Tras unas horas, el alcohol consumía el agua del organismo, provocando la deshidratación. Además, irritaba el estómago, inflamaba el organismo y provocaba una interrupción en los ritmos del sueño. Así, sus efectos a la mañana siguiente podían ser: cansancio y debilidad extremos, dolores musculares y de cabeza, náuseas, dolor de estómago e incluso vómitos. Conjunto de síntomas llamados, coloquialmente, resaca. Y eso si solo consideramos que se habían ingerido unas pocas copas.

Recordaba salir de una de aquellas charlas, cuando apenas tenía 12 años, pensando que ningún efecto positivo del alcohol podría compensar los estragos que podía llegar a causar.

Y también recordaba la primera vez que había incumplido la promesa que él mismo se había impuesto. Tenía 16 años y estaba en una fiesta en casa de una chica de su clase. No era la primera vez que bebía, pero sí fue la primera vez que se veía forzado a beber más de un par de kalimotxos. No es que nadie le obligara, pero Hugo -su crush y futuro novio- estaba en aquella fiesta y no se creía capaz a entablar una conversación con él estando plenamente en sus cabales. Así que se emborrachó. Mucho.

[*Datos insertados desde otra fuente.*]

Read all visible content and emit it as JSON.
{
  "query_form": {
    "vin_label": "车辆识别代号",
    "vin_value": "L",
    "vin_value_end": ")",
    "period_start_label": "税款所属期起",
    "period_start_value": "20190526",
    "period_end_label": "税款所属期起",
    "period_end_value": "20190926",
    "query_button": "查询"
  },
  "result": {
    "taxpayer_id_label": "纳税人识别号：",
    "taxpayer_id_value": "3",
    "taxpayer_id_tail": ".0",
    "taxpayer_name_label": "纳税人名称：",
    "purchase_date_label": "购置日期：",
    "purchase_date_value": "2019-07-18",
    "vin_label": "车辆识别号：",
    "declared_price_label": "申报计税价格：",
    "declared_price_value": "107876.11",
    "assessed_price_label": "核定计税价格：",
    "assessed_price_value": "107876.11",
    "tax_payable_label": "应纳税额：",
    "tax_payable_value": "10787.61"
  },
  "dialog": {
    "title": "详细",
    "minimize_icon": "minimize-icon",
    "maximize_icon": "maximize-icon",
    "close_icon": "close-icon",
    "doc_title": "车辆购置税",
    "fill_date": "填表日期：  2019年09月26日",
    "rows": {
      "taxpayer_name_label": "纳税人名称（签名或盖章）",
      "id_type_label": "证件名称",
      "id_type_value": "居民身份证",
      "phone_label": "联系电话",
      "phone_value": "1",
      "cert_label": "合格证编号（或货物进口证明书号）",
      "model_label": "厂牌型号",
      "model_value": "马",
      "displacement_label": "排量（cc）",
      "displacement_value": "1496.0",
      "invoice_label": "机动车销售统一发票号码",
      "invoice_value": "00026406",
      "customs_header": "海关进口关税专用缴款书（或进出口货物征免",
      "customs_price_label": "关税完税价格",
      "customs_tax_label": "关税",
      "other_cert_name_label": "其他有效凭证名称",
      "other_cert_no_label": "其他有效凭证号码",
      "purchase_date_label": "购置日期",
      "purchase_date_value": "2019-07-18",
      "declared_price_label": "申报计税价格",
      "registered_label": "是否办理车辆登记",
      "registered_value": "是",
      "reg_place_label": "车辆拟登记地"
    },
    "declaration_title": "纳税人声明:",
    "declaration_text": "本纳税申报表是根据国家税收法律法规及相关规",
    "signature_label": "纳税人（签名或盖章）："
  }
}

No fue hasta el día siguiente cuando se dio cuenta de que ni siquiera el hecho de haber besado a su crush del instituto compensaba el sabor agrio de su boca tras vomitar o el martilleo continuo en sus sienes. Sobre todo porque ni siquiera se acordaba de haber besado a Hugo, fue su mejor amiga la que lo llamó emocionada a la mañana siguiente para preguntarle por cómo se sentía tras los acontecimientos de la noche y tuvo que acabar narrándole su encuentro con Hugo según lo que ella había visto desde un discreto segundo plano.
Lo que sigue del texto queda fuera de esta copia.